Los tres reclutas salieron de estampida y pasaron a la tienda aneja. En ella se amontonaban ordenadamente arcones, fusiles encadenados, mantas, faroles, bidones pequeños y multitud de cosas, con la piltra del escribiente al fondo, luciendo impecable, en estado de revista.
—Me llamo Iraola —dijo el escribiente—. Ya veis cómo funciona aquí la cosa. Los oficiales son soportables, pero los sargentos… La madre que los parió. Bueno, apéate de tu maleta —indicó a Juan—. Dormirás aquí, junto a mí. Así nos tendremos para hablar por las noches. Si lo permite la lluvia os acompañaré al almacén general para que cojáis los catres. También el mono de trabajo y el uniforme. Aquí os daré mañana el correaje y los mosquetones.
—No parece que tengáis mucho trabajo —dijo Juan.
—Ninguno. Cuando hay lluvia no se hacen ni instrucción ni deportes. Los que pringaron duro fueron los de la quinta anterior, que tuvieron que transformar un erial enfangado en este poblado, transportando toneladas de arena. —Miró a Daniel—. Vamos. Luego vienes a por las mantas.
Echaron a correr hasta una de las tiendas, que estaba llena de reclutas. Once pares de ojos les miraron con aprensión.
—Vamos, dejad un hueco a vuestro nuevo compañero.
—Joder, más peste de pies. ¿No lo puedes llevar a tu tienda? Allí tienes sitio de sobra. Aquí estamos muy apretados.
—Venga, ¿o prefieres que se lo diga al sargento?
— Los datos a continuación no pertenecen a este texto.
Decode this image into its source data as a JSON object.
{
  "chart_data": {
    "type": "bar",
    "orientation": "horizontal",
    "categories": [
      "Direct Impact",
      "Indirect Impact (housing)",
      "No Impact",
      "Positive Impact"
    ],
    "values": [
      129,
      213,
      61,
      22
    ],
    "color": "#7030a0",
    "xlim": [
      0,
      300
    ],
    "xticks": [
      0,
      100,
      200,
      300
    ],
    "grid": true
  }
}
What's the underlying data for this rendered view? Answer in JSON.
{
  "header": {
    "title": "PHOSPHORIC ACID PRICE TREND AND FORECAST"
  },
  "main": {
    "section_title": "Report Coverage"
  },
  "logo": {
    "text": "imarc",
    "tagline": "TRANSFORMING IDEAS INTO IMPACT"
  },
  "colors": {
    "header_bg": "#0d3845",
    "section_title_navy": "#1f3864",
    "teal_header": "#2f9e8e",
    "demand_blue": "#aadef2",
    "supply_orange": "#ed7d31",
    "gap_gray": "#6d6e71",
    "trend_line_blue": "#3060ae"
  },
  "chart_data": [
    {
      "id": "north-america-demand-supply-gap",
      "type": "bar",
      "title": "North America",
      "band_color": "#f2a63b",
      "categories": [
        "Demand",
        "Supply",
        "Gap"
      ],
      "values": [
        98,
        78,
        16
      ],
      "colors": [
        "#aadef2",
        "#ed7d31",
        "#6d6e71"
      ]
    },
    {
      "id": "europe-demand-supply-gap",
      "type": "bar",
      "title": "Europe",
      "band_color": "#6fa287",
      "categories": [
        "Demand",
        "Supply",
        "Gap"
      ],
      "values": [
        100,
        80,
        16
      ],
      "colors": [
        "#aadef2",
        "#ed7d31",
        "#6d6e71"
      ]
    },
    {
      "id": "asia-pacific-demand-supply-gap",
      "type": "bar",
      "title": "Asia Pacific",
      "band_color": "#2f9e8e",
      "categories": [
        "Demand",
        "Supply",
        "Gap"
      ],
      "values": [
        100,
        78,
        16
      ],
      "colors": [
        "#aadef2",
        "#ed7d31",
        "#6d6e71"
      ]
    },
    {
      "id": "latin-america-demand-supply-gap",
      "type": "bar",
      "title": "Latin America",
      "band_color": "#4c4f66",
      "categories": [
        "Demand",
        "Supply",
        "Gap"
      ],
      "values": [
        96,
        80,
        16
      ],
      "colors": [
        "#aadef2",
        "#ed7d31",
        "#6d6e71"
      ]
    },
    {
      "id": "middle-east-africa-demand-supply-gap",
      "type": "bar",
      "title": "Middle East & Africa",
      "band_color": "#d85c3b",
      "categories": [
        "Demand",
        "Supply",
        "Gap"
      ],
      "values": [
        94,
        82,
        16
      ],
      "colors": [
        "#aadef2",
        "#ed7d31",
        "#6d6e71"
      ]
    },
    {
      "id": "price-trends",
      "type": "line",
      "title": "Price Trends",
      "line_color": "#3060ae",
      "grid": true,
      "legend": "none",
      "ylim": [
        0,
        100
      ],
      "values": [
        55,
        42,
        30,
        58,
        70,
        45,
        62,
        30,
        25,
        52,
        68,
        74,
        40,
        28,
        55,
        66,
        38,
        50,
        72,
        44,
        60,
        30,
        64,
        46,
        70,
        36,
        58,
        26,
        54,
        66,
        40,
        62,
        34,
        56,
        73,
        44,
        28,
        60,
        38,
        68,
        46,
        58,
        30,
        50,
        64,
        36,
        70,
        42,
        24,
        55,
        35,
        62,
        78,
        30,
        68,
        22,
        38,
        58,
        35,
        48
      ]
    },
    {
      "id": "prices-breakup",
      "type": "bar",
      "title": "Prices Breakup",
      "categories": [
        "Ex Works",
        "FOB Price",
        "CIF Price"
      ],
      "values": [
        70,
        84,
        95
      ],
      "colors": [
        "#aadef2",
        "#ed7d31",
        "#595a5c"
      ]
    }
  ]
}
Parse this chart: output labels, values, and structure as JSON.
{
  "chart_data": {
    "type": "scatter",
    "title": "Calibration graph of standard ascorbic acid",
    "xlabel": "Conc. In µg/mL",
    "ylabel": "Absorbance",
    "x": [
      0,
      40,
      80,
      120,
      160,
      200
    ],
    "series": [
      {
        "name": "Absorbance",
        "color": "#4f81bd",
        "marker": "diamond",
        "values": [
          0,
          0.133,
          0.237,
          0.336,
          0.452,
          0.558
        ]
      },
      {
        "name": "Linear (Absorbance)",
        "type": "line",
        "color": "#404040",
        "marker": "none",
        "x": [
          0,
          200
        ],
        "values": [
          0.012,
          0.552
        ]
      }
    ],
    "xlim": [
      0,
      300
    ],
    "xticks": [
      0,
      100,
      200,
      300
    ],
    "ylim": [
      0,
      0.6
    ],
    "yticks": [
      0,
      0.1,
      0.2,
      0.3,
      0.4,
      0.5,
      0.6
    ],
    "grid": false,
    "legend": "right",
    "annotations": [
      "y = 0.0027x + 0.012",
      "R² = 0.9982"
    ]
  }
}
De mala gana le hicieron un sitio al lado de la puerta.
—Aquí pondrás tu cama. Claro que no es el mejor sitio, pero te jodes.
—No me importa —dijo Daniel. Miró fuera. Todo estaba solitario como si estuvieran en un poblado deshabitado, con el agua cayendo sin pausa sobre la compactada superficie de arena.
—¿Siempre llueve así?
—Sólo cuando llueve —aclaró Iraola, saliendo a todo correr.
—Eh, tú, ¿traes tabaco? —dijo una voz.